Support and Encouragement
In 1990, I had the honor of being selected as the first UCI student to serve as the UC Student Regent. Prior to my applying for the position, I remember speaking with Dr. Tien who was so kind and supportive in encouraging me… a student who had so frequently put him in the hot seat but nevertheless telling me that he believed in me and that I should “go for it.”
First Asian American Chancellor
Coincidentally, during the meeting when I was introduced to the UC Board as the newly selected student regent, Dr. Tien was introduced as the newly selected chancellor for UC Berkeley, the first Asian American to head a major research university in the United States. I will never forget that day… and I will never forget the feeling of immense pride that I am certain all Asian Americans felt through Dr. Tien’s historical appointment.
Meaning and Relevance
During my year and a half tenure on the UC board, Dr. Tien went out of his way to help me, an awkward student in a sea of regents and chancellors to make me feel that what I had to say from a student’s perspective had meaning, and that my vote on matters was extremely relevant to the process.
BUT THAT HE DID… Lesson #2: Courage
As I read the story of Dr. Tien’s passing, I found myself hoping that he knew how much I admired him. I do think that I expressed myself to him during his time at UCI and also our time together during regents’ meetings. I do regret, however, that I never directly conveyed to him my admiration for his continued championing of campus diversity efforts, long after my tenure on the board. Dr. Tien was a man who was instrumental in bringing in almost a billion private dollars to UC Berkeley. He was an internationally recognized expert in the thermal sciences. And believe it or not, he was an extremely talented basketball player. A man who was this capable in so many areas really didn’t have to champion outreach efforts to underrepresented minority students … BUT THAT HE DID, even when it was becoming extremely unpopular to do so … reveals what was contained in his heart … an authentic ability to empathize with the disadvantaged, and an unusual courage to stand up for his principles. And that is the second great lesson that I learned from Dr. Tien … the importance of courageously standing up for one’s values.
I hope Mrs. Tien, and Norman, and the rest of the Tien family, that as you grieve your loss, you will find some comfort in the fact that Dr. Tien’s life of immense talent, courage, and style affected our UCI community deeply, and I will consider Chang-Lin Tien to have been one of our true American heroes … because I now can see the ingredients that make up a hero. Ingredient number one is the ability to respect differences, and ingredient number two is the courage to stand up for one’s values.
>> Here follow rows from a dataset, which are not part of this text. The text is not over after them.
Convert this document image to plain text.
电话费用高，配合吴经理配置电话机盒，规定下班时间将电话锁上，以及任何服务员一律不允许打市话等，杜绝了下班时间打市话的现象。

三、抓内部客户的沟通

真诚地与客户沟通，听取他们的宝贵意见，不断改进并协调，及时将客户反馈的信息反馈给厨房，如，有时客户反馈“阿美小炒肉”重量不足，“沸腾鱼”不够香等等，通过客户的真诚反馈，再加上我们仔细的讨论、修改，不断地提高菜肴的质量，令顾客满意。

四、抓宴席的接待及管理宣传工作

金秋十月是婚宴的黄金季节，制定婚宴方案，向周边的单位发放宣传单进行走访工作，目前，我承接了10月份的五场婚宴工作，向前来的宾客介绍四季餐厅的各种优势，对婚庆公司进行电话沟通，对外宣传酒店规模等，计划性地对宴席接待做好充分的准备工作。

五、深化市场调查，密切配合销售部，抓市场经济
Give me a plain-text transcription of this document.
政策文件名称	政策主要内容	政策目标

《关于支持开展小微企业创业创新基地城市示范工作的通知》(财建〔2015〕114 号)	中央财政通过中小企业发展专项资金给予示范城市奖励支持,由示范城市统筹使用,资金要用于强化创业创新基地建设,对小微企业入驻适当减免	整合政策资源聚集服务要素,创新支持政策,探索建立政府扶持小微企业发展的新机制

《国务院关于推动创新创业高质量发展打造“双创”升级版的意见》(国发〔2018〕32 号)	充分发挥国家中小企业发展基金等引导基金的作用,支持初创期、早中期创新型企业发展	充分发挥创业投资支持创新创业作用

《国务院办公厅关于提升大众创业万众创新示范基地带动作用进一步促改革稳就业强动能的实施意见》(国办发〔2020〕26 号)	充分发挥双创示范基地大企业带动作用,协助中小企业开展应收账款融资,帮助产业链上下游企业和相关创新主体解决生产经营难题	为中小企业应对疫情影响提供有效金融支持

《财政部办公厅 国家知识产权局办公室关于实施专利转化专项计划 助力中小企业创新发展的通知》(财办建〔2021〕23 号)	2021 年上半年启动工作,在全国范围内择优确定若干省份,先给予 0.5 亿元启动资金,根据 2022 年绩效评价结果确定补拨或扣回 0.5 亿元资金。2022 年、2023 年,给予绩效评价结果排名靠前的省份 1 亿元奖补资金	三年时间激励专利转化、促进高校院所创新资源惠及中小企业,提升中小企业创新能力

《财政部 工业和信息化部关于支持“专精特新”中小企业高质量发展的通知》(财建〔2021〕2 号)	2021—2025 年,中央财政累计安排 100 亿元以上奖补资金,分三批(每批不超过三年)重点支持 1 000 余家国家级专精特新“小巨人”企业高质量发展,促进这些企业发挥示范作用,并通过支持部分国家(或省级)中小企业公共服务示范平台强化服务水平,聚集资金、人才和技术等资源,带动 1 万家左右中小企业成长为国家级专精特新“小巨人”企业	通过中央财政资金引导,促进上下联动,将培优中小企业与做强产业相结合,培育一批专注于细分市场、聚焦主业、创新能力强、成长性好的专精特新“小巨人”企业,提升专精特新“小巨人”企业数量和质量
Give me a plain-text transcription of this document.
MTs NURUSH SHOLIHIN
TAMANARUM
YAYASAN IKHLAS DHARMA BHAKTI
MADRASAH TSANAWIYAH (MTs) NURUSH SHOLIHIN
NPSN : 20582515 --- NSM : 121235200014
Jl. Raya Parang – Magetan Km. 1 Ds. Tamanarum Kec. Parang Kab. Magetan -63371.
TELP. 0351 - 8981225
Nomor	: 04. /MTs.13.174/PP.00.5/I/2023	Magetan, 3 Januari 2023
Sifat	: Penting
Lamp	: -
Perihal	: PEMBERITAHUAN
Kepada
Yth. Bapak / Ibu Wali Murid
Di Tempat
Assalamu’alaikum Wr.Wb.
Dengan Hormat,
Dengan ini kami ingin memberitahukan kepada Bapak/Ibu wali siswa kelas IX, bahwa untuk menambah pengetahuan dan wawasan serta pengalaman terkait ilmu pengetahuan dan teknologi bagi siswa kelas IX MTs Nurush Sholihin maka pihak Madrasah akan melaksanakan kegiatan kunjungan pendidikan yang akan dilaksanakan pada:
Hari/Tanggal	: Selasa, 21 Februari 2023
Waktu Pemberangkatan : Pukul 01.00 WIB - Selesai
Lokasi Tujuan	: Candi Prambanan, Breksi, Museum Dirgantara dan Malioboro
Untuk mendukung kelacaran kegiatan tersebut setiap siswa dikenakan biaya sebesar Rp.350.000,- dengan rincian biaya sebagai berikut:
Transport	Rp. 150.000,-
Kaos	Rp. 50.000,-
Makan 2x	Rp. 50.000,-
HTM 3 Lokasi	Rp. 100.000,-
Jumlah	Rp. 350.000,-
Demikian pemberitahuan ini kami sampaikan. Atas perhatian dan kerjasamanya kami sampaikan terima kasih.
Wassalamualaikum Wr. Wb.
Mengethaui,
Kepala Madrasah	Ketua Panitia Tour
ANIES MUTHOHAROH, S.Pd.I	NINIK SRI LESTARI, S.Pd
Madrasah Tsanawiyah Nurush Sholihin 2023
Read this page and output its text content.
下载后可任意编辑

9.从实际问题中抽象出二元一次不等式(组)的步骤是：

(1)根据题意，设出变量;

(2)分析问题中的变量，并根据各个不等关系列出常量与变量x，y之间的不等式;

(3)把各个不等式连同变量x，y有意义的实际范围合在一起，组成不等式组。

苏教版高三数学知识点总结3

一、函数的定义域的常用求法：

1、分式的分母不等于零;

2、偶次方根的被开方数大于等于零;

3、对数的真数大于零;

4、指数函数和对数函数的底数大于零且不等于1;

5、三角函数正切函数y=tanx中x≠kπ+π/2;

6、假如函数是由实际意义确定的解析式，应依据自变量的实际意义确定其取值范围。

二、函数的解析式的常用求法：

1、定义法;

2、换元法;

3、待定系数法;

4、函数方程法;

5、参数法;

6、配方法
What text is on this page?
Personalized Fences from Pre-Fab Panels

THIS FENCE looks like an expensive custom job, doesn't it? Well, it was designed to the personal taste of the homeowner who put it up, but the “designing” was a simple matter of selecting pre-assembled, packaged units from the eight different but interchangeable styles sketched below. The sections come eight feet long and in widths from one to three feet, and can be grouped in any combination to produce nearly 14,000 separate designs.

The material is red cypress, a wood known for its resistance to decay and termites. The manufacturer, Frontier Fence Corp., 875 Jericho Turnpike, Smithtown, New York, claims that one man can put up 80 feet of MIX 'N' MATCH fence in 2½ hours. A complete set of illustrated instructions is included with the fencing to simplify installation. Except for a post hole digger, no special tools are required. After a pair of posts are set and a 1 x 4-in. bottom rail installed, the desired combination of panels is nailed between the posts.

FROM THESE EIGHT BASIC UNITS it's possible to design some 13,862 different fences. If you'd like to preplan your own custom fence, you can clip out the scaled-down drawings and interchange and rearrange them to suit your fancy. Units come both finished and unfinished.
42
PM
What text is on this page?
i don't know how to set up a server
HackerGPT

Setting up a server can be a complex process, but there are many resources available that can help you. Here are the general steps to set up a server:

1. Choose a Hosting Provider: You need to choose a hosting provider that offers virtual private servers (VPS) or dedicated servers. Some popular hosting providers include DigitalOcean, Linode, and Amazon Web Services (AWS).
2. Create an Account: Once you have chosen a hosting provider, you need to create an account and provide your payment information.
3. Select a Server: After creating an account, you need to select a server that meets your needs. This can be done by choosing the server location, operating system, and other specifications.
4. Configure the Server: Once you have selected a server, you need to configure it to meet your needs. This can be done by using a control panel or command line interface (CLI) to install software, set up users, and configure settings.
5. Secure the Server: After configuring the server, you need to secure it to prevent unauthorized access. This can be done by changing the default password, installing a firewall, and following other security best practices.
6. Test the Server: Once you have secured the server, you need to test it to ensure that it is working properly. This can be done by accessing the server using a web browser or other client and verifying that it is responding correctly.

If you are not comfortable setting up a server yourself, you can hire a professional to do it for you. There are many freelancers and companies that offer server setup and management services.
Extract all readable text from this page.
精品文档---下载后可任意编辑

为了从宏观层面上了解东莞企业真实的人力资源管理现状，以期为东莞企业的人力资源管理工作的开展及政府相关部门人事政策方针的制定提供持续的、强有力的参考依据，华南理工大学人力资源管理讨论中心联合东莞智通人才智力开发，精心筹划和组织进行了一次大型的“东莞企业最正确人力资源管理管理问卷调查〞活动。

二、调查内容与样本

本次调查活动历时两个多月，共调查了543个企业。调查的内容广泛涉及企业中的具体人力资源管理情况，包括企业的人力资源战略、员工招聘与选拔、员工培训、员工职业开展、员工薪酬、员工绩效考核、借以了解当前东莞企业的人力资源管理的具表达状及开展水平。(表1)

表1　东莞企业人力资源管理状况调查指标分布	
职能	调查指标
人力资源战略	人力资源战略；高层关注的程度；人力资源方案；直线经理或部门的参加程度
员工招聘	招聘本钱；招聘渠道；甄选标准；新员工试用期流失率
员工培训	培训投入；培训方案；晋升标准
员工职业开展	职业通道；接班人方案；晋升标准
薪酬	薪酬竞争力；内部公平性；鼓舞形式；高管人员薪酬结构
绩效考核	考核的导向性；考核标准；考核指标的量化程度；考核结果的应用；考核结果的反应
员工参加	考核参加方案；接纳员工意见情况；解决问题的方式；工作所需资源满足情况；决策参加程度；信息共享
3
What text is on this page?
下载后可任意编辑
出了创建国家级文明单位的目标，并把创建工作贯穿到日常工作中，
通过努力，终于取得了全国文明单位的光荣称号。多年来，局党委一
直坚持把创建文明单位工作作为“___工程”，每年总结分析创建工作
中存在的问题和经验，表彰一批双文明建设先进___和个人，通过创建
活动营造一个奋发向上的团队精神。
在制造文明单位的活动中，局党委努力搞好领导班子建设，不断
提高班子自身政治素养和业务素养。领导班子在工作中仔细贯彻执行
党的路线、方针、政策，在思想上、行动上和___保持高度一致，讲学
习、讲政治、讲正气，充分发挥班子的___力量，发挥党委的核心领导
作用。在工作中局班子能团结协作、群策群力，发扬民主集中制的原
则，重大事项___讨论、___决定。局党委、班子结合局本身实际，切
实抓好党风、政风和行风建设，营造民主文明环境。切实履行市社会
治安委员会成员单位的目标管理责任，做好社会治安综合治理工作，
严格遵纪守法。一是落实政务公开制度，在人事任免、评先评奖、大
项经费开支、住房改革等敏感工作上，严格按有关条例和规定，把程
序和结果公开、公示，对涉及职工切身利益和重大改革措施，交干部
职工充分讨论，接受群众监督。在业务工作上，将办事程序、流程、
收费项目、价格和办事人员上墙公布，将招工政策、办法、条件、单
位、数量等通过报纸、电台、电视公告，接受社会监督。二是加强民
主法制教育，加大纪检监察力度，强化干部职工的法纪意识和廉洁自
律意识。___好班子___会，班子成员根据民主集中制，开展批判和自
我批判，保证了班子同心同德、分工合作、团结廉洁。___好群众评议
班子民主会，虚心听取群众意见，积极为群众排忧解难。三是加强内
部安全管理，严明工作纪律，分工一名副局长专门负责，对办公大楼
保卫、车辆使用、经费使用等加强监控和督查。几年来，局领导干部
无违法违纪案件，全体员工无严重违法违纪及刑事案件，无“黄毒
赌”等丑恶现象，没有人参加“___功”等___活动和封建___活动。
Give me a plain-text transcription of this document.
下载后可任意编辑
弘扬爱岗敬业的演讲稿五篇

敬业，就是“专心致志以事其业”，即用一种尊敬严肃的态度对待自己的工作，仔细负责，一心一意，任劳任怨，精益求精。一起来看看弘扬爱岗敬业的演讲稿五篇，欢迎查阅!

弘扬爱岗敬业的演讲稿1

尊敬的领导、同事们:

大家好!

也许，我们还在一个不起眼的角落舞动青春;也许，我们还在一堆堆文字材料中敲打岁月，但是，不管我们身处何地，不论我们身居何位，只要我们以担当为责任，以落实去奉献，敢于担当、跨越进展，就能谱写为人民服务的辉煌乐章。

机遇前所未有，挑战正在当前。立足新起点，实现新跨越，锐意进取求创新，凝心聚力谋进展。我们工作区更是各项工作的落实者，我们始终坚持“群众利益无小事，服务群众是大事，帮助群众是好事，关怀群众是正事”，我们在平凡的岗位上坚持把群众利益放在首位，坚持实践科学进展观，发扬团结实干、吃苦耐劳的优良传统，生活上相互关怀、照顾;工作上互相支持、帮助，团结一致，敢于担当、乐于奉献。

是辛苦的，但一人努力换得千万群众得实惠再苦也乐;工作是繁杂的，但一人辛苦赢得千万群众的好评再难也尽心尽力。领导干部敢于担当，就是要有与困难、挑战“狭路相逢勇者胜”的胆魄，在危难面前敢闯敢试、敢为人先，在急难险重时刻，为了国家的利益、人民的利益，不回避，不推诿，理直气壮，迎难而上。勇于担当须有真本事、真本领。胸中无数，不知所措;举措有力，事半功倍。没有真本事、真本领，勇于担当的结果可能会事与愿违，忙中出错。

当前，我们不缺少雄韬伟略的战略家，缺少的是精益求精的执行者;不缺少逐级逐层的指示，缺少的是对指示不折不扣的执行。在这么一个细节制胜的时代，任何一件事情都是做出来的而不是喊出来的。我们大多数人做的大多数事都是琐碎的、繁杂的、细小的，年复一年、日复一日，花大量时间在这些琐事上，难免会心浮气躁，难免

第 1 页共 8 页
How blessed we all are to be able to carry the bright illumination of Chang-Lin Tien forever in our memories … a man who stood only 5’6” tall, but whose heroic integrity towers over us to remind and inspire us to live with respect for differences and with courage for our principles, no matter how hot the seat gets.
I’d like to say a final thank you to Anna Gonzalez, Sally Peterson, Randy Lewis, Chancellor Cicerone, President Peltason, and Vice Chancellor Gomez for so generously coordinating this event and giving all of us this special opportunity to gather in remembrance of Chang-Lin Tien. From the bottom of my heart, I thank you.
[On November 18, 2002, UC Irvine held a memorial service for the late Chang-Lin Tien — UCI's former Executive Vice Chancellor who moved on to becoming UC Berkeley's Chancellor. It was my pleasure to deliver this speech at the service.]